At lovely Vic, underground music listeners can’t wait to share their complete Spotify Wrapped with other quirky friends. From Tame Impala and Mitski to Phoebe Bridgers and Tame Impala again, Vic is abuzz with the sharing of not-at-all-basic listening habits.
But Spotify Wrapped season isn’t a happy time for all; a dwindling species of those without Spotify find Vic can become a dark and sad place. One brave student, Jenna Delar, recently did perhaps the bravest thing a modern day Vickie can do: come out to her friend group as an Apple Music user.
“I was shocked when I heard,” said Jenna’s roommate. “I just really thought we were connecting and now she tells me she doesn’t have Spotify? What next, she has less than two piercings? When will the lies stop?”
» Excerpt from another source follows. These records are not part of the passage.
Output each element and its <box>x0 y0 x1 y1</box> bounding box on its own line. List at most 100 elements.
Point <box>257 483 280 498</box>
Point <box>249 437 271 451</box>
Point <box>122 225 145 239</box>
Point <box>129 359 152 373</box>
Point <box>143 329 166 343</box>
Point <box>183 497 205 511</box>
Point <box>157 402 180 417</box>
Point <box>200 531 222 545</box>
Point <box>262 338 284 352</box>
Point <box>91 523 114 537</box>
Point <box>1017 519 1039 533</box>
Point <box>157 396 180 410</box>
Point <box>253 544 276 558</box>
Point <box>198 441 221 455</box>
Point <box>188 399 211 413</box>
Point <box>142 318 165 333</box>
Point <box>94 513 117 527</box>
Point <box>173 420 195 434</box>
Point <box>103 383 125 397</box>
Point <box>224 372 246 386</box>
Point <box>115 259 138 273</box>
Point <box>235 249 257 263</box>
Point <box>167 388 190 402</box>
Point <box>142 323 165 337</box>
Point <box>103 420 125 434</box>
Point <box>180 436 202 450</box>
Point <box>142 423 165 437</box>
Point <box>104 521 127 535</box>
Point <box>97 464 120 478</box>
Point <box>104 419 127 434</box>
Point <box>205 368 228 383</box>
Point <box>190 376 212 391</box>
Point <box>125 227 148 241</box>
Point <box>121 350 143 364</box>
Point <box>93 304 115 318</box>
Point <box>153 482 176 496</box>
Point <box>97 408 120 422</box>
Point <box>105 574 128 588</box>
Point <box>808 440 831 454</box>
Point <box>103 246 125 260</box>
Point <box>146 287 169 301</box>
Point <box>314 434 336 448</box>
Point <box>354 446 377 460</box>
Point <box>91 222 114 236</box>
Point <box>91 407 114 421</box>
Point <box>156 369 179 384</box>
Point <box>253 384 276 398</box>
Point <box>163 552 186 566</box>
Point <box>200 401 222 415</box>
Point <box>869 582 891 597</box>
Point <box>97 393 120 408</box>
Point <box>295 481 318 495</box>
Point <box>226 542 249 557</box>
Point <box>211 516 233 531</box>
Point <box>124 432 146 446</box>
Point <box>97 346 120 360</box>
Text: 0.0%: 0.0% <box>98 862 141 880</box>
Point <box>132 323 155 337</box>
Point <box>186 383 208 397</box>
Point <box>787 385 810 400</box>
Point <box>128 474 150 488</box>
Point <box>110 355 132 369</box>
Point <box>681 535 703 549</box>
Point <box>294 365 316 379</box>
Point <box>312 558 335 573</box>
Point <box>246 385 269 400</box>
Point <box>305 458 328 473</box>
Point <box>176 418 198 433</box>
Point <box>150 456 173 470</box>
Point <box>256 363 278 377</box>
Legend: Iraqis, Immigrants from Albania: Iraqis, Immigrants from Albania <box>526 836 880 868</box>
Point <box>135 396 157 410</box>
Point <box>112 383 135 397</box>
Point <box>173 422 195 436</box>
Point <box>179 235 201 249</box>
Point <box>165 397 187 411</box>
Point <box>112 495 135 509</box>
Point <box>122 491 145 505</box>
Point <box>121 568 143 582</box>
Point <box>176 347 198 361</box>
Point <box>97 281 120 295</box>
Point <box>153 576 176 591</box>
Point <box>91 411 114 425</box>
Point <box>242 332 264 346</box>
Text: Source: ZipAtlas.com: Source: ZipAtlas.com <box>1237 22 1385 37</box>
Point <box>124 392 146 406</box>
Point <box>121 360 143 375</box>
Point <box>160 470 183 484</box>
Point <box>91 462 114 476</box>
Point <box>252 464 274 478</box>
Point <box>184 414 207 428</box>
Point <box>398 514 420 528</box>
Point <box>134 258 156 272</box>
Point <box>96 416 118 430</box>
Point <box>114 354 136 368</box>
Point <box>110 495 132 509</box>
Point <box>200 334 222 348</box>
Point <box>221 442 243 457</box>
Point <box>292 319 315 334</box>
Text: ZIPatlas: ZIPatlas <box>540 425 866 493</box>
Feeling “awkward” and “unsettled” around her, Jenna’s friend group has reportedly cut her off entirely, maintaining that they “have nothing to talk about besides their Spotify Wrapped.” Said an anonymous source from within the group: “I’m not sure if a friendship can even continue if you don’t compare Wrapped playlists, you know?”
Jenna hopes her friends will soon forget about her faux pas. The Boundary applauds Jenna’s bravery and has agreed to fund a Spotify subscription so that she may return to life in the Vic community without being a social pariah.